Otterwald-Rundwanderung (bei Niederrieden)


Erstellt von: Rudi - Wanderatlas Redaktion
Streckenlänge: 8 km
Gehzeit o. Pause: 1 Std. 42 Min.
Höhenmeter ca. ↑103m  ↓103m
Kein Wegzeichen hinterlegt

Der Otterwald ist das größte zusammenhängende Waldgebiet im Unterallgäu. Ganz grob gesagt liegt es im rechten oberen Eck zwischen der A7 westlich und der A96 südlich und nordöstlich von Memmningen, wo sich die beiden Autobahnen kreuzen.
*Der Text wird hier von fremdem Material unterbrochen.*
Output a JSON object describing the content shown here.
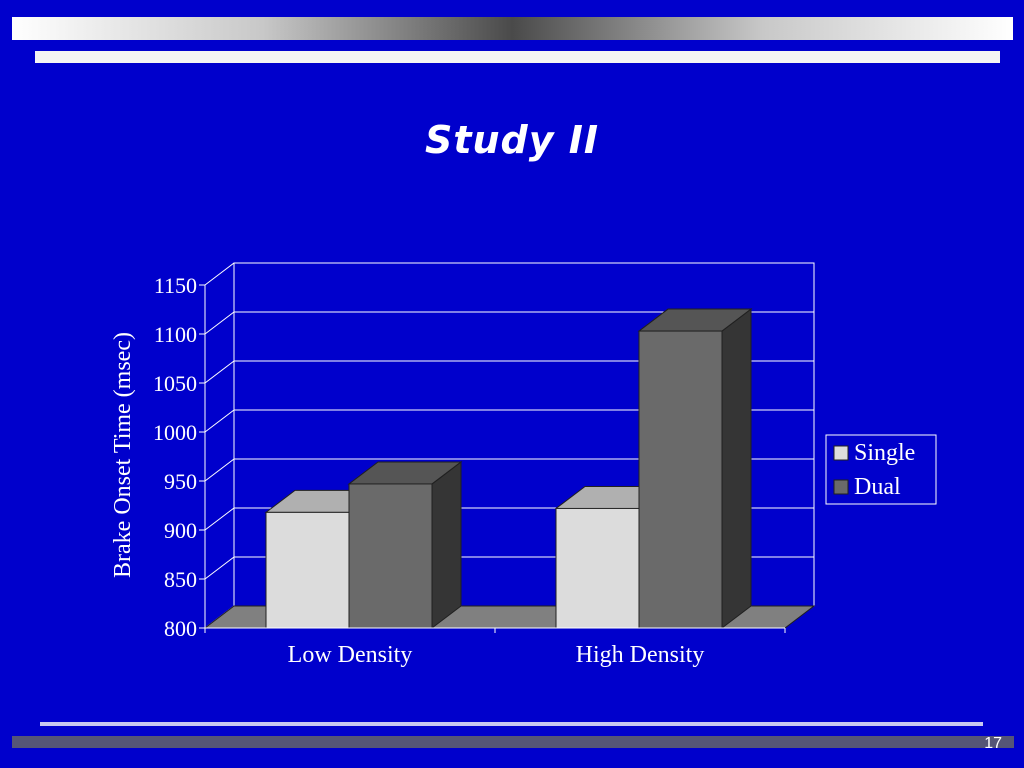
{
  "slide": {
    "title": "Study II",
    "page_number": "17"
  },
  "colors": {
    "background": "#0000cc",
    "single": "#dcdcdc",
    "dual": "#6a6a6a"
  },
  "chart_data": {
    "type": "bar",
    "title": "",
    "xlabel": "",
    "ylabel": "Brake Onset Time (msec)",
    "categories": [
      "Low Density",
      "High Density"
    ],
    "series": [
      {
        "name": "Single",
        "values": [
          918,
          922
        ]
      },
      {
        "name": "Dual",
        "values": [
          947,
          1103
        ]
      }
    ],
    "ylim": [
      800,
      1150
    ],
    "yticks": [
      800,
      850,
      900,
      950,
      1000,
      1050,
      1100,
      1150
    ],
    "grid": true,
    "legend": "right",
    "style": "3d"
  }
}
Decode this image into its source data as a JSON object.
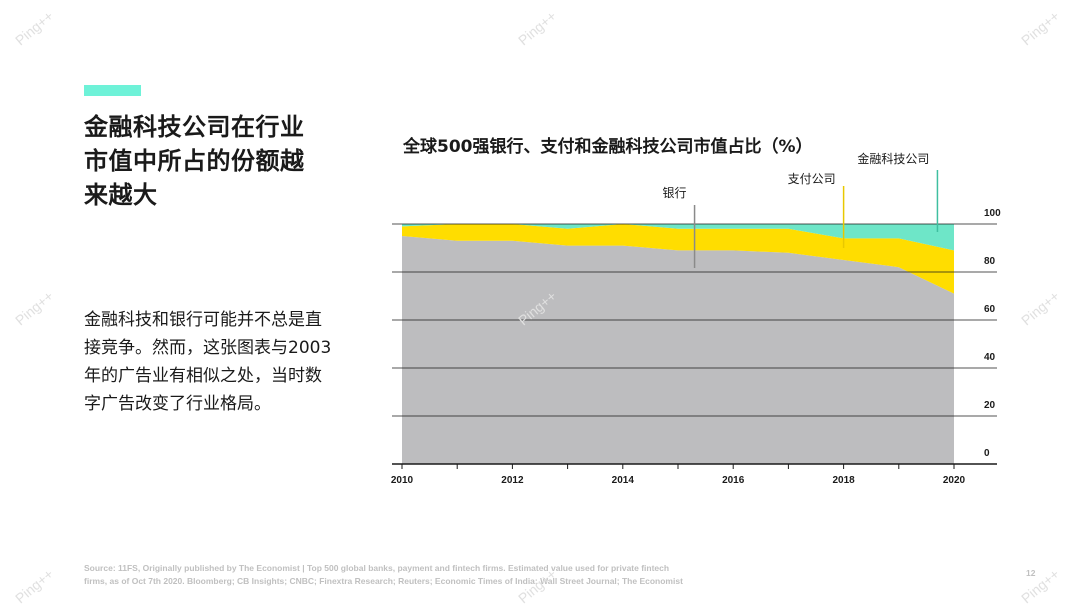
{
  "headline": "金融科技公司在行业市值中所占的份额越来越大",
  "body_text": "金融科技和银行可能并不总是直接竞争。然而，这张图表与2003年的广告业有相似之处，当时数字广告改变了行业格局。",
  "source_line1": "Source: 11FS, Originally published by The Economist | Top 500 global banks, payment and fintech firms. Estimated value used for private fintech",
  "source_line2": "firms, as of Oct 7th 2020. Bloomberg; CB Insights; CNBC; Finextra Research; Reuters; Economic Times of India; Wall Street Journal; The Economist",
  "page_number": "12",
  "watermark_text": "Ping++",
  "colors": {
    "accent": "#6ef2d8",
    "bank": "#bdbdbf",
    "payment": "#ffdd00",
    "fintech": "#6ee6c8"
  },
  "chart_data": {
    "type": "area",
    "title": "全球500强银行、支付和金融科技公司市值占比（%）",
    "x": [
      2010,
      2011,
      2012,
      2013,
      2014,
      2015,
      2016,
      2017,
      2018,
      2019,
      2020
    ],
    "x_ticks": [
      "2010",
      "2012",
      "2014",
      "2016",
      "2018",
      "2020"
    ],
    "y_ticks": [
      "0",
      "20",
      "40",
      "60",
      "80",
      "100"
    ],
    "ylim": [
      0,
      100
    ],
    "stacked": true,
    "series": [
      {
        "name": "银行",
        "values": [
          95,
          93,
          93,
          91,
          91,
          89,
          89,
          88,
          85,
          82,
          71
        ]
      },
      {
        "name": "支付公司",
        "values": [
          4,
          7,
          7,
          7,
          9,
          9,
          9,
          10,
          9,
          12,
          18
        ]
      },
      {
        "name": "金融科技公司",
        "values": [
          1,
          0,
          0,
          2,
          0,
          2,
          2,
          2,
          6,
          6,
          11
        ]
      }
    ],
    "annotations": [
      {
        "label": "银行",
        "x": 2015.3
      },
      {
        "label": "支付公司",
        "x": 2018.0
      },
      {
        "label": "金融科技公司",
        "x": 2019.7
      }
    ],
    "y_axis_position": "right",
    "grid": true
  }
}
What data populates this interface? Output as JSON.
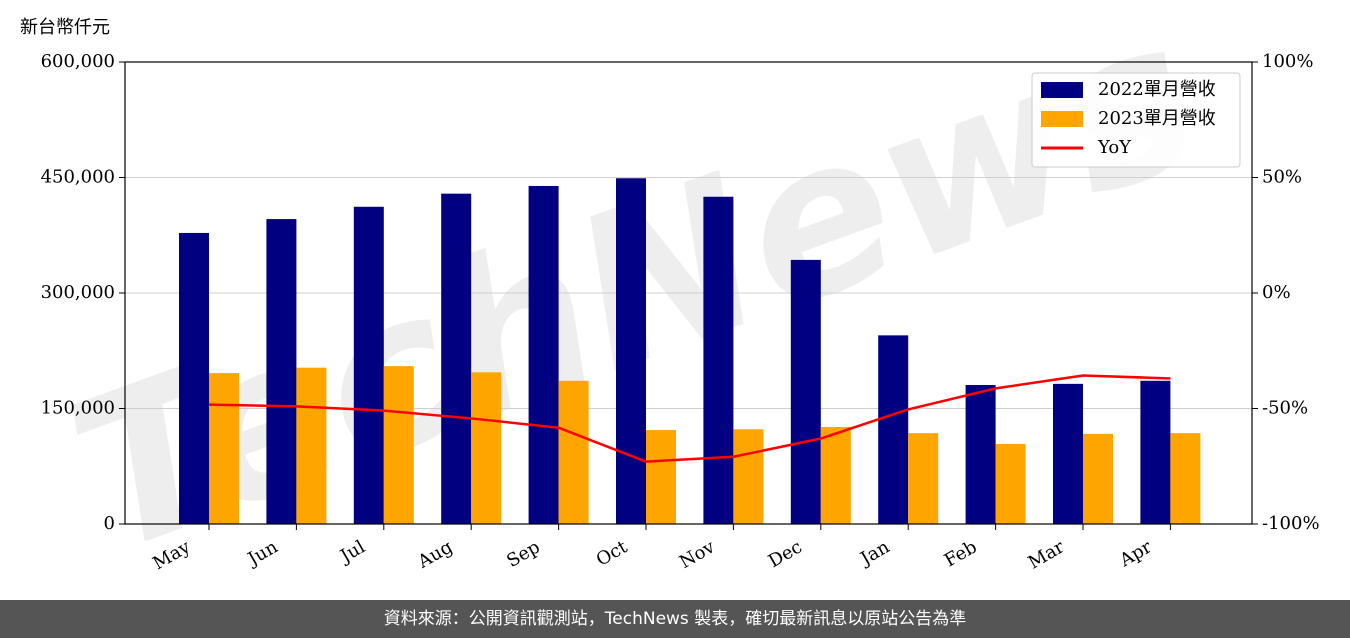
{
  "chart_data": {
    "type": "bar_line",
    "y_label": "新台幣仟元",
    "watermark": "TechNews",
    "footer": "資料來源：公開資訊觀測站，TechNews 製表，確切最新訊息以原站公告為準",
    "categories": [
      "May",
      "Jun",
      "Jul",
      "Aug",
      "Sep",
      "Oct",
      "Nov",
      "Dec",
      "Jan",
      "Feb",
      "Mar",
      "Apr"
    ],
    "series": [
      {
        "name": "2022單月營收",
        "color": "#000080",
        "type": "bar",
        "values": [
          378000,
          396000,
          412000,
          429000,
          439000,
          449000,
          425000,
          343000,
          245000,
          180500,
          182000,
          186000
        ]
      },
      {
        "name": "2023單月營收",
        "color": "#ffa500",
        "type": "bar",
        "values": [
          196000,
          203000,
          205000,
          197000,
          186000,
          122000,
          123000,
          126000,
          118000,
          104000,
          117000,
          118000
        ]
      },
      {
        "name": "YoY",
        "color": "#ff0000",
        "type": "line",
        "axis": "y2",
        "values": [
          -48.3,
          -49.1,
          -50.9,
          -54.3,
          -58.3,
          -73.0,
          -70.9,
          -63.0,
          -50.4,
          -41.3,
          -35.7,
          -37.0
        ]
      }
    ],
    "ylim": [
      0,
      600000
    ],
    "yticks": [
      {
        "value": 0,
        "label": "0"
      },
      {
        "value": 150000,
        "label": "150,000"
      },
      {
        "value": 300000,
        "label": "300,000"
      },
      {
        "value": 450000,
        "label": "450,000"
      },
      {
        "value": 600000,
        "label": "600,000"
      }
    ],
    "y2lim": [
      -100,
      100
    ],
    "y2ticks": [
      {
        "value": -100,
        "label": "-100%"
      },
      {
        "value": -50,
        "label": "-50%"
      },
      {
        "value": 0,
        "label": "0%"
      },
      {
        "value": 50,
        "label": "50%"
      },
      {
        "value": 100,
        "label": "100%"
      }
    ],
    "grid": true,
    "legend": "upper right"
  }
}
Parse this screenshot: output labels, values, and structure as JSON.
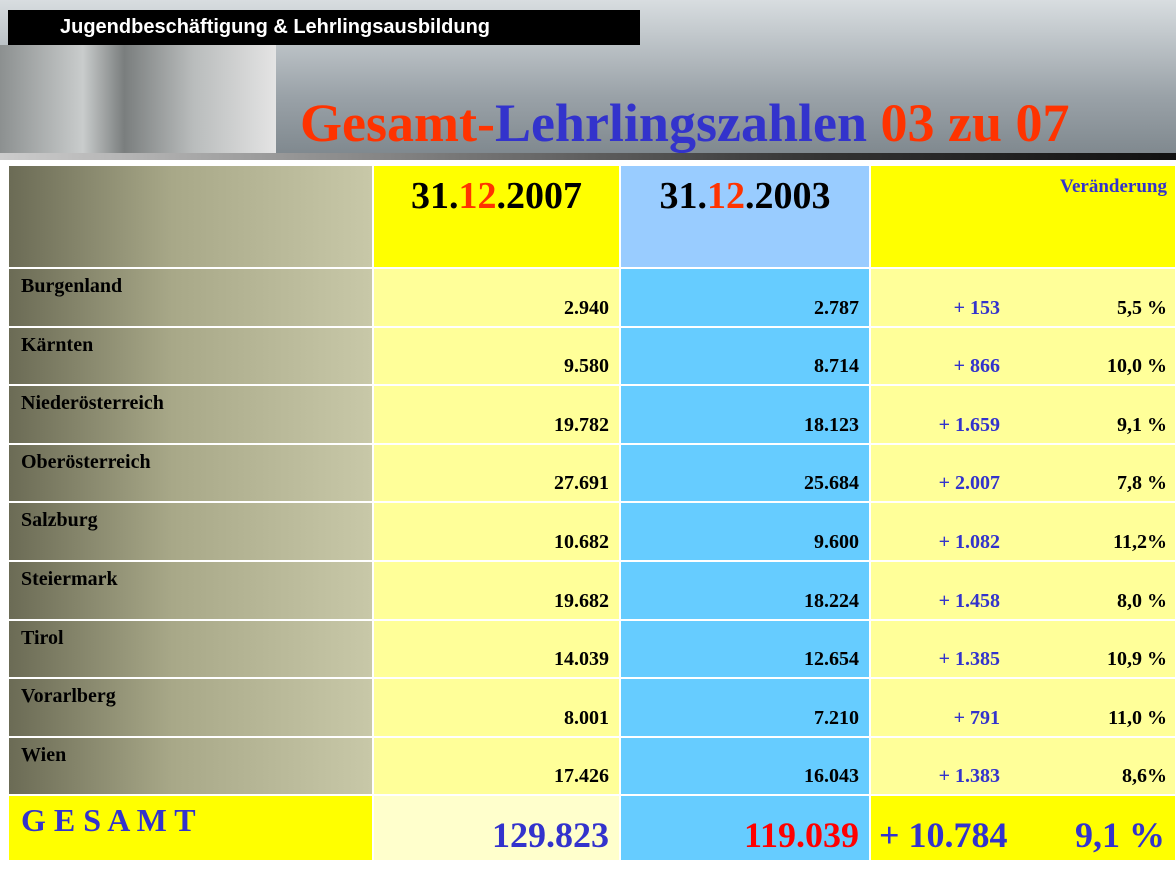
{
  "banner": "Jugendbeschäftigung & Lehrlingsausbildung",
  "title": {
    "part1": "Gesamt-",
    "part2": "Lehrlingszahlen",
    "part3": "03 zu 07"
  },
  "table": {
    "headers": [
      [
        "31.",
        "12",
        ".2007"
      ],
      [
        "31.",
        "12",
        ".2003"
      ]
    ],
    "change_header": "Veränderung",
    "rows": [
      [
        "Burgenland",
        "2.940",
        "2.787",
        "+ 153",
        "5,5 %"
      ],
      [
        "Kärnten",
        "9.580",
        "8.714",
        "+ 866",
        "10,0 %"
      ],
      [
        "Niederösterreich",
        "19.782",
        "18.123",
        "+ 1.659",
        "9,1 %"
      ],
      [
        "Oberösterreich",
        "27.691",
        "25.684",
        "+ 2.007",
        "7,8 %"
      ],
      [
        "Salzburg",
        "10.682",
        "9.600",
        "+ 1.082",
        "11,2%"
      ],
      [
        "Steiermark",
        "19.682",
        "18.224",
        "+ 1.458",
        "8,0 %"
      ],
      [
        "Tirol",
        "14.039",
        "12.654",
        "+ 1.385",
        "10,9 %"
      ],
      [
        "Vorarlberg",
        "8.001",
        "7.210",
        "+ 791",
        "11,0 %"
      ],
      [
        "Wien",
        "17.426",
        "16.043",
        "+ 1.383",
        "8,6%"
      ]
    ],
    "total": [
      "G E S A M T",
      "129.823",
      "119.039",
      "+ 10.784",
      "9,1 %"
    ]
  }
}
Hier im Otterwald bekommt man davon aber nichts mit.

Der Otterwald ist Grenze zwischen dem Rothtal und dem Günztal sowie dem Memminger Trockental. Hier ist noch mehr los, drumherum nämlich sind einige Ortschaften und Weiler: Bleiche, Eisenburg, Hipp, Josten, Lauberhart, Orwang, Reutehof, Reichau, Unterhart, Wesbach, Ziegelstadel und mittendrin Otterwald, unser Start- und Zielort. Wir sind von Niederrieden aus hergefahren. Rund um die kleine Siedlung wurde gerodet und es gibt das Gasthaus Zur Otter, das im Sommer wochenends öffnet.

Unsere Otterwaldrunde nutzt auch Wege der „Eichelgarten-Runde“ östlich und der „Rund ums Lauberhart“ südlich, die fast bis Eisenburg führt. Man könnte die kleine Runde um andere Wege erweitern. Westlich böte sich dazu die „Große-Denkmal-Runde“ an.

Wäre die Runde eine Uhr, starteten wir kurz nach 12 Uhr am Gasthaus Zur Otter und gehen dann von hier in der Zeit zurück. Auf unserem entspannten Weg sehen wir leider keine Otter bei der Arbeit und für uns gäbe es nur dann viel zu tun, wollten wir Bäume umarmen. Unter den Blätterdächern lässt es sich ruhig bleiben.

Im Otterwald ist die Quelle des Otterbachs. Im 17. Jahrhundert fand man heraus, dass sein Wasser Quarzit enthielt, was Glasmeister auf den Plan rief, die im Otterwald eine Glashütte errichten durften. Rund 800 Scheiben Fensterglas kam von hier ins Kloster Ottobeuren. Zu sehen ist hier im Wald davon nichts mehr.

Es gibt übrigens 13 Arten Otter, die auch Wassermarder genannt werden. Die amphibisch lebenden Gesellen können Ohren und Äuglein unter Wasser verschließen. Augen auf, wir sind im Nu, vom Hölzchen aufs Stöckchen, ausgeruht am Ausgangsort.